Remedy's seminal shooter is a prime example of cohesive game design that stands up well over a decade later.

User Rating: 8.5 | Max Payne PC
There is always the fear when going back to past classics that the game won't hold up. What was great all those years ago may not be great now; in fact it may not even be good. Supposedly influential games of the past are just as susceptible to these worries. What was once an original mechanic has since been copied over and over again and improved upon bit by bit; leaving the original as the first but not necessarily the best. The original Max Payne is one of these games, a supposed classic, famous for its unique storytelling and slow motion gunplay; features that have been emulated to various degrees by numerous titles. However, the game's great use of both storytelling and gun play means that - though it no longer feels unique - Max Payne still stands up surprisingly well. The noir style storyline and comic book panel cutscenes have been echoed in many games prior, but this does little to water down the game's appeal; it's a device you've seen before, but few games commit to it like Max Payne. Over the top gunplay and flashy storytelling is rarely as integral to the experience as it is here; Remedy built this shooter wholly around these features in a way that makes them feel necessary rather than a mere addition. This makes for a clarity of design which helps Max Payne to be a unique shooter, despite many imitators. And while the core mechanics haven't aged perfectly, they are still good enough to make Max Payne a fantastic experience over a decade later.

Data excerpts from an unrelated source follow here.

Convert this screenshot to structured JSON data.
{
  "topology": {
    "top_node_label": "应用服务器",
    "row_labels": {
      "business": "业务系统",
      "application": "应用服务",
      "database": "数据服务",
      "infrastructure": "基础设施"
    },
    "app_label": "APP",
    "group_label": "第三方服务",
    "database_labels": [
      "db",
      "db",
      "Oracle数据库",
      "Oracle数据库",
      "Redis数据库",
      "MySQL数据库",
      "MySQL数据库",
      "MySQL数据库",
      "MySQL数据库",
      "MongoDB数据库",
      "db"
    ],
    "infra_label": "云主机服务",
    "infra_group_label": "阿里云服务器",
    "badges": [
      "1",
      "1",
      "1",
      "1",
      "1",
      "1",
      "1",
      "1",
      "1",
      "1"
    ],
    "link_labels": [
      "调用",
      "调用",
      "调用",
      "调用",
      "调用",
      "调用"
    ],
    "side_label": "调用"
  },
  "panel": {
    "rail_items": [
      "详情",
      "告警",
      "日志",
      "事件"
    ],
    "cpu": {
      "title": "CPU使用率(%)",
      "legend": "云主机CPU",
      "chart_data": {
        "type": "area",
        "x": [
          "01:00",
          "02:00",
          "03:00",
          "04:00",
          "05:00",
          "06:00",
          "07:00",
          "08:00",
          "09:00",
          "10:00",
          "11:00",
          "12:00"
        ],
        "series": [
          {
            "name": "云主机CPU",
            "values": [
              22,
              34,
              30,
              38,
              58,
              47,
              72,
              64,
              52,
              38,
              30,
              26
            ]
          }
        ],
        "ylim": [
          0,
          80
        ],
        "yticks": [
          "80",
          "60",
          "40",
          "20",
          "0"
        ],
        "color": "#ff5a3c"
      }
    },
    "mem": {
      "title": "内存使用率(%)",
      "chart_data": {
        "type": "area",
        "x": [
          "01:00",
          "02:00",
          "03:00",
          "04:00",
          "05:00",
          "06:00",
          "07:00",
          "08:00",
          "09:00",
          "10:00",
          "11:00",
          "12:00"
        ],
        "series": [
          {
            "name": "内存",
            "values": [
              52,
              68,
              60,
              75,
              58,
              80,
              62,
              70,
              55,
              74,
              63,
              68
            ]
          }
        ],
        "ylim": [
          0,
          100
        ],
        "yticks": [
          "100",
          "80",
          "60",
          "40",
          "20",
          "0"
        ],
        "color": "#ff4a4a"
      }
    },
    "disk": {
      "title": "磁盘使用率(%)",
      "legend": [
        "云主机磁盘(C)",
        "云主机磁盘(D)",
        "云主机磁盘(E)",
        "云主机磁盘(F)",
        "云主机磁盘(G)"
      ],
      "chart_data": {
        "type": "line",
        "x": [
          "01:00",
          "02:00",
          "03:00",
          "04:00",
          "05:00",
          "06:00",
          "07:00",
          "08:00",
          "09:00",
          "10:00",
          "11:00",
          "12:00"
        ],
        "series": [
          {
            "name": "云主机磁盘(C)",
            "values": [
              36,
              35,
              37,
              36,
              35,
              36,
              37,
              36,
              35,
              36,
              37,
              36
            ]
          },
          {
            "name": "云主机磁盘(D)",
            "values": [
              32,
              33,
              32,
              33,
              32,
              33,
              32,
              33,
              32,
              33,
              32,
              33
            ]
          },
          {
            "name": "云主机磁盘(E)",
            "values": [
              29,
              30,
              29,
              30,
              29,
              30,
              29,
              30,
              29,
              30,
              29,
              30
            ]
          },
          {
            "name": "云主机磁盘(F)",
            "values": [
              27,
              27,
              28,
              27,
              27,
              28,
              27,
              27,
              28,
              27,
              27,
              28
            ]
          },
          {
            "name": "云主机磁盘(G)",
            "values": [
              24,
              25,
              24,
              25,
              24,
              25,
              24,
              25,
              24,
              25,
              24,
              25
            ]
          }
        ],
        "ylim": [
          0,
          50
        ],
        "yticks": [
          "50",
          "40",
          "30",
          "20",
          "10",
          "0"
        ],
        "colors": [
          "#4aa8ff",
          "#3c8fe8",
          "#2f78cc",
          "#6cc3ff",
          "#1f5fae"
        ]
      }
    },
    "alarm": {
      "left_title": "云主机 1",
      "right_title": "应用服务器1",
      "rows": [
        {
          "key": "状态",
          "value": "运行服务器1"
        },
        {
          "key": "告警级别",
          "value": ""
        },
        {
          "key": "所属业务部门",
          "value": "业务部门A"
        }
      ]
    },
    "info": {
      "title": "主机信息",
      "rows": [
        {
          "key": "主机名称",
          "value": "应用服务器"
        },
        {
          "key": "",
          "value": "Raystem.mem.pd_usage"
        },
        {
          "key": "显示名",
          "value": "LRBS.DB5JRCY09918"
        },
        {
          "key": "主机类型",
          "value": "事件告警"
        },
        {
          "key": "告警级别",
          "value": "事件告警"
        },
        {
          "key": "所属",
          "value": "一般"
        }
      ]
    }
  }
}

This decade has been mostly kind to Max Payne, but there are still several issues that remind you of the game's age. Some of these are more serious than other; the most egregious problem being that the game doesn't run properly on modern machines. The decade old technology of Max Payne doesn't fit perfectly with current computers, the result of this is that the sound is broken if you have Windows Vista or 7. Meaning no soundtrack and none of the games famous narration; you can still read the comic book cutscenes, but the lack of voice over takes away a lot of the appeal. Also a complete lack of in game narration means you are missing out on one of the games key features (and there are no in game subtitles either). The sound is not completely broken, every now and then (when you reload a save) it will return, but it doesn't last and only rarely makes a transition into the comic book cutscenes. Luckily however in engine cutscenes have audible dialogue, meaning you can still follow the story. Of course there is a fix for the sound issue; a quick Google search will find you numerous user made patches. This sorts out the game's main issue, but begs the question that if it's as simple as one patch, why hasn't the developer remedied this?

On its own terms, Max Payne's flaws are all relatively minor. The combat pacing suffers in some parts - and the old school game design can feel a bit unfair later in the game - but these are all very minor problems in an otherwise great game. One larger problem is that the game's ambition can sometimes stretch too far, several scripted set pieces are far too easily broken, and over reliant on trial and error. An escape through a burning restaurant is thrilling at first, but poor sign posting and only one correct route means that the thrill of this segment is quickly replaced by frustration. Other similarly ambitious segments are just as flawed; the game features a few dream sequences which have an interesting story impact, but are marred by poor gameplay. These segments are far from imaginative and just boil down to walking through a maze's long corridors and some very awkward platforming in a black room. It's admittedly a nice change of pace, but the uninspired gameplay makes these a real missed opportunity.

In spite of these issues though, Max Payne is still a great game. This is due to excellent core gameplay that makes the game a thrilling experience, even eleven years later. Max Payne may be just a shooter, but a few great decisions give it a very special feeling. The most obvious of these is the inclusion of bullet-time, a time slowing mechanic which enables protagonist Max Payne to dodge bullets and perform mid air dives in slow motion. It's great to look at, and it's a very effective way to take down multiple enemies before they can take you down. Importantly though, it works because the game is built around it. A classic non-regenerating health system means that every shot matters, and this bullet-time mechanic means that a skilled player can get through any fight without taking damage. This is important because the game isn't always great at providing you with health items and Max takes a lot of damage; this may sound like a negative but it enforces the need to play tactically and use bullet-time effectively. A shot to the head or a blast from a shotgun may finish Max off, but clever use of slow motion makes certain death always avoidable, and the ability to quick save at any time adds an addictive element to acing every gun battle. One slight negative is that Max's time defying abilities don't control perfectly, but they control well enough for what the game requires of them

By far the most impressive feature of Max Payne is how well it holds up, the melodramatic Noir story may not be very original, but it is well written and exceptionally well told. Max Payne is a great example of cohesive game design, numerous gameplay and story elements interweave and work together to make a complete experience that is copied by many but matched by few. Even eleven years later, Max Payne is still worthy of your time and money.